Saudi activists and dissidents are disputing official accounts alleging that a northern tribesman who refused government orders to surrender his home to make way for a new mega-project was killed in a shoot-out with security forces. Authorities say Abdul Rahim Ahmad al-Hwaiti, from Tabuk province on the Red Sea, was a "wanted terrorist" who opened fire on State Security agents when they arrived at his home in Khraybah town April 15. But the incident came two days after al-Hwaiti posted a video statement saying he and other local residents were being pressured by the government to give up their properties and accept financial compensation.
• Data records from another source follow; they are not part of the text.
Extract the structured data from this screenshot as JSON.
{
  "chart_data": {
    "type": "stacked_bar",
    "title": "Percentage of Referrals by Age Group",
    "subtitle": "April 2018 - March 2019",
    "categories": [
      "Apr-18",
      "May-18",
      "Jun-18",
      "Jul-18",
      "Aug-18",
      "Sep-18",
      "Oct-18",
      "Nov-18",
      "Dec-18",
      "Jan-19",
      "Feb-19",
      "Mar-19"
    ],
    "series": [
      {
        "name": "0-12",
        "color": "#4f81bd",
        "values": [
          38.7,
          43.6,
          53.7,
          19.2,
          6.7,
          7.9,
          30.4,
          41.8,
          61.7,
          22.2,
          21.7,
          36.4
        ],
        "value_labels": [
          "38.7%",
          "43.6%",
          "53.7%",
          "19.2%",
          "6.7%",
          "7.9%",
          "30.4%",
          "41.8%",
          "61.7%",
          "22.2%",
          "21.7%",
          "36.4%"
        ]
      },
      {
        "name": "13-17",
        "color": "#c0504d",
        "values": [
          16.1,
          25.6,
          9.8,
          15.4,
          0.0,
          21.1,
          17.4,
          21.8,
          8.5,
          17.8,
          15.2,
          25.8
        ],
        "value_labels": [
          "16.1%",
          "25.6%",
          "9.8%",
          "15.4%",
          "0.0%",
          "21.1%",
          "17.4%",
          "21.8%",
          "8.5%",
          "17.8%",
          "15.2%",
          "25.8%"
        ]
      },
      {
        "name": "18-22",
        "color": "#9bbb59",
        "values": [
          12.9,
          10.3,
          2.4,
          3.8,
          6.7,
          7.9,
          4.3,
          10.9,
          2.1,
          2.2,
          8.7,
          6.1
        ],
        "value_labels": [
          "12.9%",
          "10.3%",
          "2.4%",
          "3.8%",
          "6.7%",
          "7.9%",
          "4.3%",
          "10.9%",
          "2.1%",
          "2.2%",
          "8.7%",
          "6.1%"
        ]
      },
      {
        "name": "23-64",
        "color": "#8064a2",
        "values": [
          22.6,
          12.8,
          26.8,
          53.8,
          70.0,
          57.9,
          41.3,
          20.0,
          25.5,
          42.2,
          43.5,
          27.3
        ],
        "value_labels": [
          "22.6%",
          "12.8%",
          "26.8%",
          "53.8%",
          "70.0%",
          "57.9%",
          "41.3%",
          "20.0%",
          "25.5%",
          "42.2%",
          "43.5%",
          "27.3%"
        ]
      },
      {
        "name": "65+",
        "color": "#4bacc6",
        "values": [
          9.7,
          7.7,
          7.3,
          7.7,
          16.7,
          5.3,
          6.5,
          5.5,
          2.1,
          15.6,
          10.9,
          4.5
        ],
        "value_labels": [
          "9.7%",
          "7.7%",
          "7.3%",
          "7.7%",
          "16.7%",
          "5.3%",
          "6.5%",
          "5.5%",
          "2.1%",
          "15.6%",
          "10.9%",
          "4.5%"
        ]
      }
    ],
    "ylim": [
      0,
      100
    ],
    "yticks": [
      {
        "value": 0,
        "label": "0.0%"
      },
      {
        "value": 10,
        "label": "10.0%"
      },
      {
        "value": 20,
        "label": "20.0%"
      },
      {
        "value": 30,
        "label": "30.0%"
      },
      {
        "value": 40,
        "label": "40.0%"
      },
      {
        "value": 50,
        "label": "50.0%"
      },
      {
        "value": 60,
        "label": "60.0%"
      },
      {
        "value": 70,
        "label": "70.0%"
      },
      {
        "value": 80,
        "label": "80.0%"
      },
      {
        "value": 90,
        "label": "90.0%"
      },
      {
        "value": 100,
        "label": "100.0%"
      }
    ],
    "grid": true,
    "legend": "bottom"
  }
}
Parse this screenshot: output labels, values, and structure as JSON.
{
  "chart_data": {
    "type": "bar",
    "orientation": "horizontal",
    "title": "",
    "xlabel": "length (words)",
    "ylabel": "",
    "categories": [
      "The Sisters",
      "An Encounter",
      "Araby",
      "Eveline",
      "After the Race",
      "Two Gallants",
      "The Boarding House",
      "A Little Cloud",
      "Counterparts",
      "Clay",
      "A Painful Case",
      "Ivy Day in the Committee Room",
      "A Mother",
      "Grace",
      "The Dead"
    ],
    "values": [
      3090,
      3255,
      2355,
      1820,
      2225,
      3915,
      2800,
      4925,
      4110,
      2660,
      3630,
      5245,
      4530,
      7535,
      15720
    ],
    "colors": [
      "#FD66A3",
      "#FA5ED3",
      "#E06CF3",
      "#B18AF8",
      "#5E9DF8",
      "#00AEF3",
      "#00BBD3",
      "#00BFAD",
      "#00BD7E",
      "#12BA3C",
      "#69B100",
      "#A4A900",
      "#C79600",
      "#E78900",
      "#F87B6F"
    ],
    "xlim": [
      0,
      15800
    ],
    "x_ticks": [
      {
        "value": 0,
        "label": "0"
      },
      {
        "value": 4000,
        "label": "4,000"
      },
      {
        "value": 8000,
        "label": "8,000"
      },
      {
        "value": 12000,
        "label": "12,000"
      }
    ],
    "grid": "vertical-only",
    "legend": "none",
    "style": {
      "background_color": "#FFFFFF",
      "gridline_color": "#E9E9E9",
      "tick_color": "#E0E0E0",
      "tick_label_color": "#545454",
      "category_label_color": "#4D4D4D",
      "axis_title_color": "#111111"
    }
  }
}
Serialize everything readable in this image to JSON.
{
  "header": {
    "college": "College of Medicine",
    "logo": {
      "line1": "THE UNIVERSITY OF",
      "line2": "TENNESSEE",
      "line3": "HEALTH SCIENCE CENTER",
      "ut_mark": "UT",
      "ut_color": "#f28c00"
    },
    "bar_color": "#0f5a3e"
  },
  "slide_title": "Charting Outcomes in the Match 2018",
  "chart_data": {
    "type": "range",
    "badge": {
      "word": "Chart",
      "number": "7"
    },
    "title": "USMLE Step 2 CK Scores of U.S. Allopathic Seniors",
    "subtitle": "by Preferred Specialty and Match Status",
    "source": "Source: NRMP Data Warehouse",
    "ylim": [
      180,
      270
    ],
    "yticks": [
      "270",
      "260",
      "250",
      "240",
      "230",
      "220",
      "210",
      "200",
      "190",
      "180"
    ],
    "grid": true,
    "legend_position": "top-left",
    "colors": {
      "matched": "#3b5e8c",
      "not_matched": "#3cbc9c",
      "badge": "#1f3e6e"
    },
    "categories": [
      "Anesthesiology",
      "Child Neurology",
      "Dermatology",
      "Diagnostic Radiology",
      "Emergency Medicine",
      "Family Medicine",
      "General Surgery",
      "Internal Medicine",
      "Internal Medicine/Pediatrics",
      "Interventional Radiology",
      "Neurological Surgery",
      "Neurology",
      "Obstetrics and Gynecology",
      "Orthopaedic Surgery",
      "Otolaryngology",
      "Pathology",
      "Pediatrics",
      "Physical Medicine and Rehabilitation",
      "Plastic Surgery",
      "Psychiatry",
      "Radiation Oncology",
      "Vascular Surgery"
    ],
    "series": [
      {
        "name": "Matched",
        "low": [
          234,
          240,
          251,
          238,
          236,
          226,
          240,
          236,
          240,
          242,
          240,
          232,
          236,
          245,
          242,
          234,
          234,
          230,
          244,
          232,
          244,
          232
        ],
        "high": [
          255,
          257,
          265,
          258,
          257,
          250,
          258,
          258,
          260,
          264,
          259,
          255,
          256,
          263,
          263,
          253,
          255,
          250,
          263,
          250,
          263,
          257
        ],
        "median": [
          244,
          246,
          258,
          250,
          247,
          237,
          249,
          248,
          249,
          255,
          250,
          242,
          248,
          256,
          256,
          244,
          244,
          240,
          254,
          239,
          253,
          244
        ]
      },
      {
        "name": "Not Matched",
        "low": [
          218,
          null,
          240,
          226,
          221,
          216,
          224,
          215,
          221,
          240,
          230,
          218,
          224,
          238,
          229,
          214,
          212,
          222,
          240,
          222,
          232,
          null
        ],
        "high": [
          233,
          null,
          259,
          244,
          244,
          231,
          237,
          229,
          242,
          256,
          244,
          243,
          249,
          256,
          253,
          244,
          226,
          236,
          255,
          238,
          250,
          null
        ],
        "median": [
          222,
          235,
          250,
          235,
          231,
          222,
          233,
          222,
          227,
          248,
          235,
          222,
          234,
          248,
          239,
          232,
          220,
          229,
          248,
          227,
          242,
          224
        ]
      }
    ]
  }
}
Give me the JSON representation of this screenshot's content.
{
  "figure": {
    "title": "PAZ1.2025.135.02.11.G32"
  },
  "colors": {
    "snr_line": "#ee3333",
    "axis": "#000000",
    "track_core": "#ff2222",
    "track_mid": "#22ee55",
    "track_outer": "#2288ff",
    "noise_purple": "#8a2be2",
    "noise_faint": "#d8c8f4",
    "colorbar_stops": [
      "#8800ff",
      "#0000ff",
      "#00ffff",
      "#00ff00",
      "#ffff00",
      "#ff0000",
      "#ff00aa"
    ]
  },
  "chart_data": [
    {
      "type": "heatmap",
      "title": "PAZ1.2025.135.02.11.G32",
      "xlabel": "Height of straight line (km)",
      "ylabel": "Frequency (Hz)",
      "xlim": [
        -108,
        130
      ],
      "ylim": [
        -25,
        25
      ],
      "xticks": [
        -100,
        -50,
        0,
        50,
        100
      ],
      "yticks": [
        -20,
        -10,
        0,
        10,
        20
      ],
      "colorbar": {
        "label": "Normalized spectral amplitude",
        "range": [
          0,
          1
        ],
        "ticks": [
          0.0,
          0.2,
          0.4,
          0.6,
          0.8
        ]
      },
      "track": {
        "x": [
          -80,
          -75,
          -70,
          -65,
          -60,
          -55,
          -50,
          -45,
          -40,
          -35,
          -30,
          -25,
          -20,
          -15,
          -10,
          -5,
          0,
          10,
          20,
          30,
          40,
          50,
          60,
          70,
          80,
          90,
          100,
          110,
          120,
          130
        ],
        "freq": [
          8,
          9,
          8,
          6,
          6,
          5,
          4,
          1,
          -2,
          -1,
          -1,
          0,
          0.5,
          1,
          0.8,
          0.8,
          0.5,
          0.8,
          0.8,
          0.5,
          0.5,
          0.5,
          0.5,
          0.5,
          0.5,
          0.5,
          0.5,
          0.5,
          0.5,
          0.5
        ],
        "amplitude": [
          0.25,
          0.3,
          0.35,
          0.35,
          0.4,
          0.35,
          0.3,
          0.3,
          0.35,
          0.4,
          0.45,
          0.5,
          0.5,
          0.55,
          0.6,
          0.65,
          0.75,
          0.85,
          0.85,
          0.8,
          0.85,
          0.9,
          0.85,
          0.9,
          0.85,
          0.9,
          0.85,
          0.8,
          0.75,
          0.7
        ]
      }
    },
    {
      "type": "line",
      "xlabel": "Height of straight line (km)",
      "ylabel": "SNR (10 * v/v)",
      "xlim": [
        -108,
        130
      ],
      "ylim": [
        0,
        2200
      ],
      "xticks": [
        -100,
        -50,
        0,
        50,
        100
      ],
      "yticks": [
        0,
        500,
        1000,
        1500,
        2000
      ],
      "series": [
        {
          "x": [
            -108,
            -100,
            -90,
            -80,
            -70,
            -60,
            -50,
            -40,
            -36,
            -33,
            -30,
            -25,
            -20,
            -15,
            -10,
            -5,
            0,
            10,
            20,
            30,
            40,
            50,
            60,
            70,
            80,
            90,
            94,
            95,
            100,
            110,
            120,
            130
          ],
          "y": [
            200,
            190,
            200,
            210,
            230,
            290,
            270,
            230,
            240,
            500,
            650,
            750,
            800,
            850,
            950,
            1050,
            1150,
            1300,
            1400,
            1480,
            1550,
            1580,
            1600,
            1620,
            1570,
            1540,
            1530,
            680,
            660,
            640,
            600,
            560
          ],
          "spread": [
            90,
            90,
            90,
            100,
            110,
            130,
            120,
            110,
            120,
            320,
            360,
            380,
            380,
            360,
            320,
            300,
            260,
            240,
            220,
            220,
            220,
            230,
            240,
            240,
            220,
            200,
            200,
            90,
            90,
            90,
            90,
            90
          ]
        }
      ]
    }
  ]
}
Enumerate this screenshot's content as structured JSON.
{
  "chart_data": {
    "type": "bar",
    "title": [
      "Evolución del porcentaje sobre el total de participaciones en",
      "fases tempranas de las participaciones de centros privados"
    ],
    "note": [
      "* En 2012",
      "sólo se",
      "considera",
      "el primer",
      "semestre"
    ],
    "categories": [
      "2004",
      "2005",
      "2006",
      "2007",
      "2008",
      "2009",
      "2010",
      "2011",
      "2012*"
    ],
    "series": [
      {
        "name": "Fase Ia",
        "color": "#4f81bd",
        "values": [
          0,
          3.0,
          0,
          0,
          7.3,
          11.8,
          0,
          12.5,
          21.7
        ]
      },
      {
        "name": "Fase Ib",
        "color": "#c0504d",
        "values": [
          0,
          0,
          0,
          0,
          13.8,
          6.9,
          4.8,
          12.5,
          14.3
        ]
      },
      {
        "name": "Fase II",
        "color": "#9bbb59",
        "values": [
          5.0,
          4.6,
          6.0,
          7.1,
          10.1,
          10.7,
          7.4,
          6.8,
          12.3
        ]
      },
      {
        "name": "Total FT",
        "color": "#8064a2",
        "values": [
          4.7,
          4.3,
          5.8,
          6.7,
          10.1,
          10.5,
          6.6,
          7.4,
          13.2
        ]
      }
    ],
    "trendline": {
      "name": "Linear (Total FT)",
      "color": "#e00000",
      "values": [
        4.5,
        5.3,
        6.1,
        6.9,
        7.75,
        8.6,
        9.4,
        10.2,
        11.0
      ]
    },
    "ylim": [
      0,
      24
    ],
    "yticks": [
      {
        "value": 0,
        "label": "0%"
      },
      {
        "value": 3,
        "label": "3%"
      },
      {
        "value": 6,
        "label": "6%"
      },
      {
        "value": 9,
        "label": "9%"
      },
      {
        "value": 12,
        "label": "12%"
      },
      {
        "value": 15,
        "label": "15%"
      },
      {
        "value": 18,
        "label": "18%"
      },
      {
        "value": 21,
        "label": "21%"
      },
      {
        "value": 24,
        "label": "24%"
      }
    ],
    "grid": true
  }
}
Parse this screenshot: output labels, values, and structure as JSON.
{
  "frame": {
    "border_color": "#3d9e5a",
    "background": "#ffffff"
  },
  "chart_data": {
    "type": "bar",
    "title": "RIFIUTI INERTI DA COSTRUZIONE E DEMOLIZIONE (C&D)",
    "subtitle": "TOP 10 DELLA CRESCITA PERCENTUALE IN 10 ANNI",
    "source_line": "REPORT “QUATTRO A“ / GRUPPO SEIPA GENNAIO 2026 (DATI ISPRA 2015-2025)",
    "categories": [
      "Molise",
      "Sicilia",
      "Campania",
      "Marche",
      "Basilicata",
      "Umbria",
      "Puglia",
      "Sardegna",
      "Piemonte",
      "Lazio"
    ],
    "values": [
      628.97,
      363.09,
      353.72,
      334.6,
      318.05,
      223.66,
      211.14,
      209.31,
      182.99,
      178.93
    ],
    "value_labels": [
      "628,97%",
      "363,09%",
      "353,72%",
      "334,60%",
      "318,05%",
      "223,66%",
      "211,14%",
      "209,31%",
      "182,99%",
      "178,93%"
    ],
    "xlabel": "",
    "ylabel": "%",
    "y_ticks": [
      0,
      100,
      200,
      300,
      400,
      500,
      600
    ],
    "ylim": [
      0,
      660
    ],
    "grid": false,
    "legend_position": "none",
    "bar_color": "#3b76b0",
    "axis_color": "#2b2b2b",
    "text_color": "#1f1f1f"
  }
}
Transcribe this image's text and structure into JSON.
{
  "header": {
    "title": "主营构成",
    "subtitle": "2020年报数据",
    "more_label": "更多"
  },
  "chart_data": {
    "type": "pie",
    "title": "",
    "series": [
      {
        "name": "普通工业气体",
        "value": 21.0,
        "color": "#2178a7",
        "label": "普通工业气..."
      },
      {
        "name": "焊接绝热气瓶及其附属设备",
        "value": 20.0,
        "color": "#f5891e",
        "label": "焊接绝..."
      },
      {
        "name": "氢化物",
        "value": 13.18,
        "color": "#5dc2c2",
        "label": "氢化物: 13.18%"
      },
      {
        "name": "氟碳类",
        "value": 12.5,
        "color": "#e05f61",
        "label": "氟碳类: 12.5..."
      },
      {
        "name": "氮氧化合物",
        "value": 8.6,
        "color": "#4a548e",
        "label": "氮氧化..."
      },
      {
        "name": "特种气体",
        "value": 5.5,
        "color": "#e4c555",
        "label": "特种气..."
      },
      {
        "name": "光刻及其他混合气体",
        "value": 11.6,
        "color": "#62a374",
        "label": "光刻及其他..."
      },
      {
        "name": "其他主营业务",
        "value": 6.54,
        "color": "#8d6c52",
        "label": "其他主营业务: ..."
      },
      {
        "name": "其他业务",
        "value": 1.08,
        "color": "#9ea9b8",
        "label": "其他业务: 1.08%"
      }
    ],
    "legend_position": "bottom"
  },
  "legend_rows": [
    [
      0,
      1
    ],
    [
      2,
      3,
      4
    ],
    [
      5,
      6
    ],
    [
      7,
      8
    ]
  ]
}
Al-Hwaiti, a member of the powerful al-Huwaitat tribe, said: "Anyone who refuses to leave the area would be arrested by government agents." He accused the government of a policy of "forced displacement."
Land conflicts escalate in Indonesia
Agribusiness and resource companies embroiled in land disputes with rural communities in Indonesia appear to be using the lull in oversight during the COVID-19 outbreak to strengthen their claims to contested areas. Since the first confirmed cases of the disease were reported in the country on March 2, two local land defenders have been killed and four arrested in connection with disputes in Sumatra, Java and Borneo.
Africa mining confab urged to address human rights
Amnesty International on Feb. 3 urged participants in an international mining conference in South Africa to address human rights violations. African Mining Indaba, a conference centered on promoting the industry on the continent, is set to run this week, but several civil organizations, including Amnesty, are holding their own conference for the eleventh time to bring attention to claims of rights violations in the mining industry in Africa. Amnesty director for East and Southern Africa Deprose Muchena said in statement: "From child labour in the Democratic Republic of Congo to squalid living conditions for workers at South Africa's Marikana mine, the mining industry is tainted with human rights abuses. Mining firms have often caused or contributed to human rights abuses in pursuit of profit while governments have been too weak in regulating them effectively."
Indigenous rainforest dwellers massacred in Nicaragua
Six members of the Mayagna indigenous people are dead and another 10 missing following an attack by gunmen on the community of Alal, within the UN-recognized Bosawás Biosphere Reserve in Nicaragua's eastern rainforest. Sebastián Lino, a member of the autonomous Mayagna Territorial Government of Sauni As, said that some 80 men armed with rifles and shotguns entered the community Jan. 29, firing indiscriminately on residents and setting homes on fire. Lino described the assailants as colonos, or peasant colonists who have been invading the reserve in growing numbers, illegally clearing forest and settling on indigenous lands. "The situation has gotten serious," he said, demanding government action.